Dans les moments de repos, des servantes apportent la collation et à boire
aux moissonneurs.
Les épis sont ensuite rassemblés en gerbes. Mais comme les tiges sont trop
courtes pour vraiment former une gerbe, on superpose, tête bêche, les
extrémités inférieures de deux gerbes (les épis tournés vers l'extérieur)
pour les lier ensemble par leur milieu. La première gerbe est remise au
maître du domaine afin qu'il se rende compte de la qualité de la récolte.
Les autres gerbes sont regroupées en tas de quatre à cinq.
Les épis perdus sont ramassés par des glaneuses qui les mettent dans de
petits sacs.
Il faut maintenant transporter les gerbes d'épis sur l'aire de battage.

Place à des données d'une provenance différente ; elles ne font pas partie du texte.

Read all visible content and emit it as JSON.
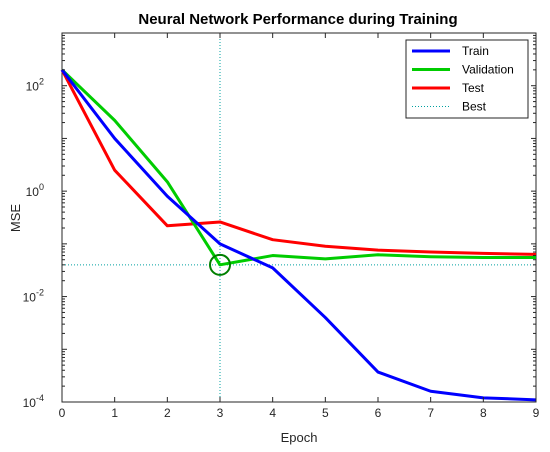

Le
transport s'effectue à l'aide de grands paniers portés par deux hommes.
L'âne est aussi utilisé dans cette tâche pour épargner de la peine
aux hommes.
Les gerbes sont ensuite dénouées pour que les épis puissent être disposés
sur l'aire de battage. Le grain est extrait de l'épi soit par le battage,
soit par le dépiquage.
Le battage est réalisé par les hommes qui à l'aide d'un fléau frappent les
épis afin d'en faire sortir le grain.
Le dépiquage utilise les animaux (boeufs ou ânes) qui foulent les épis pour
libérer le grain.
Après avoir retiré, à l'aide de tridents, la paille séparée du grain, il
faut procéder au vannage pour éliminer les balles mélangées au grain.

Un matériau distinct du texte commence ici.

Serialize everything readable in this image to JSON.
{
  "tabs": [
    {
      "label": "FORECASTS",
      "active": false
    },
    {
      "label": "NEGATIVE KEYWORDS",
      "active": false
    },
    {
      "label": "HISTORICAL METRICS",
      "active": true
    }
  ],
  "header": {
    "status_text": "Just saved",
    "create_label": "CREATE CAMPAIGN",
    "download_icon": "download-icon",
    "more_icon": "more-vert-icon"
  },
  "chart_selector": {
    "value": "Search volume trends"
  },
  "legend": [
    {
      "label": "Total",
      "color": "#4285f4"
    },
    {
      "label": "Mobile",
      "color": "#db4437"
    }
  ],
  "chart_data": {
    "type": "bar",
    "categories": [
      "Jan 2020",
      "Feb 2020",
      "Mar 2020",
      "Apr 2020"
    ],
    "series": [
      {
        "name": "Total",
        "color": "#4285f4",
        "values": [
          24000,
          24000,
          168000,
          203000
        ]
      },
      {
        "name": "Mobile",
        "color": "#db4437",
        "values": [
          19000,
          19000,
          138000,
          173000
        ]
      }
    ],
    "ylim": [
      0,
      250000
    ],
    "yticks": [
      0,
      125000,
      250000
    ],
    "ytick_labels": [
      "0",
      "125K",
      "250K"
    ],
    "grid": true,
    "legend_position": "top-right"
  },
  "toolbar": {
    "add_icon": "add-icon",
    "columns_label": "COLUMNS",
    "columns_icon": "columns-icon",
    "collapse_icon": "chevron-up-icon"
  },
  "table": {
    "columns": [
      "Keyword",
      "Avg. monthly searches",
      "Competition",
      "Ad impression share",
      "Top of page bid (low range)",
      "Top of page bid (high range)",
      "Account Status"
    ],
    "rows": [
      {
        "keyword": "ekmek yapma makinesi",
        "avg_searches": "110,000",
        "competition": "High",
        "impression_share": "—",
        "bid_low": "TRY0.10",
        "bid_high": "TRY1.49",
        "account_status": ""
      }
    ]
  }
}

Il s'agit de lancer en l'air vivement le mélange grain-balles, le grain,
plus lourd, retombe sur place tandis que les balles, plus légères, sont
emportées par le vent. Pour ce travail effectué le plus souvent par les
femmes, on utilise des vans qui peuvent être
des sabots de boeufs évidés, des palettes courbées ou des coupes en bois. Les dernières
impuretés peuvent être éliminées à l'aide d'un tamis.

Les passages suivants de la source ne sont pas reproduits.